Кутайсову, вошедшему в кабинет, Павел велел позвать Растопчина.
Кутайсов тихо сказал ему вслед:
— И зачем только эта несчастная женщина ходит расстраивать его своими сплетнями...
Ростопчин застал императора в состоянии полного бешенства. Лицо его перекосилось от гнева, багровые жилы выступили на лбу.
— Немедленно пишите приказ о ссылке Чарторыйского в Сибирский полк, — проревел он, едва Ростопчин вошёл.
— Причины, государь? — спросил Ростопчин
— Жена сейчас раскрыла мне глаза на мнимого ребёнка моего сына! Чарторыйский воспользовался расположением моего сына!
Ростопчин понял, почему Кутайсов сказал ему о сплетнях Марии Фёдоровны.
— Государь, — тихо произнёс он, — позвольте вам возразить...
Павел поднял на графа белые от гнева глаза.

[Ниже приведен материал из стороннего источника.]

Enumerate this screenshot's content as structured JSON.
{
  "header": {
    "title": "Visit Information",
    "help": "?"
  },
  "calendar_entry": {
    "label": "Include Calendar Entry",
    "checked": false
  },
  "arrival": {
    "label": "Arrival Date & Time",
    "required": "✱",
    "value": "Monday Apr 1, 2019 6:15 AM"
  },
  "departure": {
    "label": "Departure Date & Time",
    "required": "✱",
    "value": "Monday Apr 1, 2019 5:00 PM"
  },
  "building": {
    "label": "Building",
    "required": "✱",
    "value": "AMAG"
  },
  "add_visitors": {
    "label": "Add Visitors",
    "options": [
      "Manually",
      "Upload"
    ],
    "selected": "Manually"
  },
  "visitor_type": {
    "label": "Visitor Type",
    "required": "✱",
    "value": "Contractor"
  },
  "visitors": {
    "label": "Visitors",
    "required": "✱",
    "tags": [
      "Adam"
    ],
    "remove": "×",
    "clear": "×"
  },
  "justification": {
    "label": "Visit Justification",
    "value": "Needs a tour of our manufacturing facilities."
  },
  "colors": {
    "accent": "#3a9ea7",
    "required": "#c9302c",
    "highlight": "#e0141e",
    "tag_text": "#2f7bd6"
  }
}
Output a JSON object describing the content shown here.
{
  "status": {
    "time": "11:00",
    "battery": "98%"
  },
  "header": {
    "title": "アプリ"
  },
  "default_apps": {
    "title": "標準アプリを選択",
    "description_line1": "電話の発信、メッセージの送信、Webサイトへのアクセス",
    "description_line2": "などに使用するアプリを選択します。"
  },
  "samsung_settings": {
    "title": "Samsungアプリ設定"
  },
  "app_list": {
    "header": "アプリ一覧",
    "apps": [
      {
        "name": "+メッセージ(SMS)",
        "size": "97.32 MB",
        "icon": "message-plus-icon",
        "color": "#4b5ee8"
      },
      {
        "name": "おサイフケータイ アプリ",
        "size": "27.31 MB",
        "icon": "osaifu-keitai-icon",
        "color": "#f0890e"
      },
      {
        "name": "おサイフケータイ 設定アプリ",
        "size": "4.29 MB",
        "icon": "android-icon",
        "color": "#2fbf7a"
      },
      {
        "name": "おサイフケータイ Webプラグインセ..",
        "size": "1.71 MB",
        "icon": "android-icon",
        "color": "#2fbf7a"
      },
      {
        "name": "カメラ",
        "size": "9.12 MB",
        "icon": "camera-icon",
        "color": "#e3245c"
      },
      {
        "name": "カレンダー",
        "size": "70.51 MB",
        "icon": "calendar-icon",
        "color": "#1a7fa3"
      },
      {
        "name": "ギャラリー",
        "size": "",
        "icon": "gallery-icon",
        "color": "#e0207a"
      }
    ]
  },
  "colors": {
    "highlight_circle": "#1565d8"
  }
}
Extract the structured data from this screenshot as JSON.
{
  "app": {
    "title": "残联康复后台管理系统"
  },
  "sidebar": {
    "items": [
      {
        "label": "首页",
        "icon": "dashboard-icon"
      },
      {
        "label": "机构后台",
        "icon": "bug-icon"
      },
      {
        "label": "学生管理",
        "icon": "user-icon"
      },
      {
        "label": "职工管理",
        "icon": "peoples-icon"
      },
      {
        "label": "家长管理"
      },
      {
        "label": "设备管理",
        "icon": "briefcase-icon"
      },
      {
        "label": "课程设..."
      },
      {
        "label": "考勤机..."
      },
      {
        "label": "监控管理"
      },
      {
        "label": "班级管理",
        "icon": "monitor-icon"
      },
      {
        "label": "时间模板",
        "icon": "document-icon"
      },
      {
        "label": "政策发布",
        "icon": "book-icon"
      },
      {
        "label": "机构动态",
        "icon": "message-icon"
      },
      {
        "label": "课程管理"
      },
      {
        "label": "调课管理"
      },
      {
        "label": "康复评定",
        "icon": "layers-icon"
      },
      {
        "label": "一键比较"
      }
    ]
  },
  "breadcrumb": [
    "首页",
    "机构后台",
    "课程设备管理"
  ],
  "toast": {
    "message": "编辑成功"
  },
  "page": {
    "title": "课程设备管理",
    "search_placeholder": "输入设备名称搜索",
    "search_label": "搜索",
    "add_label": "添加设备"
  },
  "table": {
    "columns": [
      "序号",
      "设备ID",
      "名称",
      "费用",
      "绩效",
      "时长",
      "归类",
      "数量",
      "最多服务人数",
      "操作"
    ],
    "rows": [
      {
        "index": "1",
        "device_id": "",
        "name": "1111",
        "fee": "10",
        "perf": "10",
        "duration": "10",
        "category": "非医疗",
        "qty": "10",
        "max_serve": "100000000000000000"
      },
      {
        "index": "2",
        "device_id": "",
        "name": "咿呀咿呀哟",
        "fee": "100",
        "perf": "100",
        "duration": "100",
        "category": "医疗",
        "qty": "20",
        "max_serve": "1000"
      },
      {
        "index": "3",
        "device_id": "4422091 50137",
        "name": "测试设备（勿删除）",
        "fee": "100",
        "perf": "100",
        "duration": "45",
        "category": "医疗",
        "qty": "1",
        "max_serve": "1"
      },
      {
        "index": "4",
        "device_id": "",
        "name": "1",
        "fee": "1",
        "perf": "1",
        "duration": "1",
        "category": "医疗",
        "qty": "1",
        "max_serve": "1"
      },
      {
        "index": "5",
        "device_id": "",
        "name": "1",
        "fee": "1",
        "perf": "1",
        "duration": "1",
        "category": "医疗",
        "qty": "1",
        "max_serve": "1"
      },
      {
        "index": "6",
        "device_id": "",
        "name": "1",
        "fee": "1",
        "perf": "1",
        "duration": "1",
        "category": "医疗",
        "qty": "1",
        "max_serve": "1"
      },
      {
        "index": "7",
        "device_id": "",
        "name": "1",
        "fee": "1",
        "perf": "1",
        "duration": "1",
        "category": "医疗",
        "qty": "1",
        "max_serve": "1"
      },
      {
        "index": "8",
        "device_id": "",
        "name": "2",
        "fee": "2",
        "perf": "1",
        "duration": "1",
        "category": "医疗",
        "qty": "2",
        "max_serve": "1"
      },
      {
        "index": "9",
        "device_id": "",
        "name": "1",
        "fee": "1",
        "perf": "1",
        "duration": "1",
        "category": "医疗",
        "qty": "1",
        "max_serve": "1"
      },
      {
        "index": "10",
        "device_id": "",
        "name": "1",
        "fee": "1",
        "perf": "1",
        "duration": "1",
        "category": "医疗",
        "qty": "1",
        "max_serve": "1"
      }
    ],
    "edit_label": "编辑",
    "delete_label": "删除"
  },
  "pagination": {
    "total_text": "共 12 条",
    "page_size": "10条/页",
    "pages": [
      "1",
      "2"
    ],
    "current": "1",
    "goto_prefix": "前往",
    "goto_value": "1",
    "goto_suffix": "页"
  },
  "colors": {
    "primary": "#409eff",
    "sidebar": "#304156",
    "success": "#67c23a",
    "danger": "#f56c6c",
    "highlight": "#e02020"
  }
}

— Дело это семейное, — всё ещё тихо продолжил Ростопчин — А если это лишь навет, оговор — кто защитит невинную? Мне думается, что эта гнусная клевета пущена с одной только целью — опорочить вашу семью. И ссылка князя Адама лишь подтвердит гнусные подозрения. Весь двор ополчится на вашу невестку...
— Она достойна самого ужасного наказания, — пробормотал Павел, но призадумался над словами Растопчина.
— Как вы решите, государь, так я и сделаю, но умоляю вас, будьте благоразумны, не давайте хода этой гнусной клевете.
— Ладно, — сказал уже успокоившийся Павел. — Там поглядим, что делать дальше.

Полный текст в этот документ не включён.